Brain registration was performed using the Computational Morphometry Toolkit (CMTK, and registration parameters were selected based on Marquart et al., 20153. High-resolution stacks of the GCaMP5 expression of each brain were registered to a common reference brain using affine registration (parameters:–dofs 12–min-stepsize 1–max-stepsize 32, Supplementary Video S6). A high resolution recording of a Tg(HuC:GCaMP5G; vglut2a:DsRed) brain served as the reference. To reduce a low level of bleed-through of the DsRed fluorescence into the GCaMP5G channel, a bleed-through factor was estimated from the scatter plot of pixel values of the DsRed channel vs. the GCaMP5G channel. The pixel values in the GCaMP5G channel were then reduced by the value of the same pixel in the DsRed channel times the bleed-through factor.

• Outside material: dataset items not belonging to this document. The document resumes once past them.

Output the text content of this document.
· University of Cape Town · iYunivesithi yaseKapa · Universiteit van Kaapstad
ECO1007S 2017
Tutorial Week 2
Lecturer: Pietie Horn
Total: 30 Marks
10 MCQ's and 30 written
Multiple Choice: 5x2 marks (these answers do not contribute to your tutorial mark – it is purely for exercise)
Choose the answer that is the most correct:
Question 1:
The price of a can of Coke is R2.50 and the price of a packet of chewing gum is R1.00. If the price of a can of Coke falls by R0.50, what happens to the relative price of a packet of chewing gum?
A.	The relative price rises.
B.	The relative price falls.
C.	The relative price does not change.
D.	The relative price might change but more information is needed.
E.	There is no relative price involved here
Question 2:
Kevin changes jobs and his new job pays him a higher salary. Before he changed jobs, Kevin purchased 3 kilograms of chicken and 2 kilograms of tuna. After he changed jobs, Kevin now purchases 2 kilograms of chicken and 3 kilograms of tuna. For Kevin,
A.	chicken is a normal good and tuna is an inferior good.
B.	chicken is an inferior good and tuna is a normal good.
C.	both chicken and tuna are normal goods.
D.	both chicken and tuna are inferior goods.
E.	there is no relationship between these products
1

To register the functional data to the reference brain, the average intensity of each calcium imaging time series was concatenated to generate a stack. These volumes were then registered to the high-resolution stack of the same brain using warp registration (affine parameters:–dofs 12–min-stepsize 1–max-stepsize 32, warp parameters:–fast–grid-spacing 100–smoothness-constraint-weight 1e-1–grid-refine 2–min-stepsize 0.25–adaptive-fix-thresh 0.25). The resulting transformations were used to register all correlation maps emanating from a given larva to the reference brain to compare anatomical location across larvae. To bridge our functional and anatomical data to publicly available z-brain-browser data (Marquart et al., 2016), the recording of the DsRed in the Tg(vglut2a:DsRed) from our reference brain was used to perform affine registration to the DsRed in the Tg(vglut2a:DsRed) larvae from the ZBB reference brain (parameters:–dofs 12–min-stepsize 1–max-stepsize 32, Supplementary Video S7). This ultimately allowed us to bridge and load any of our data into the ZBB and compare with transgenic lines found in the atlas (Supplementary Videos S89). For a schematic representation of this process please refer to Supplementary Fig. S4.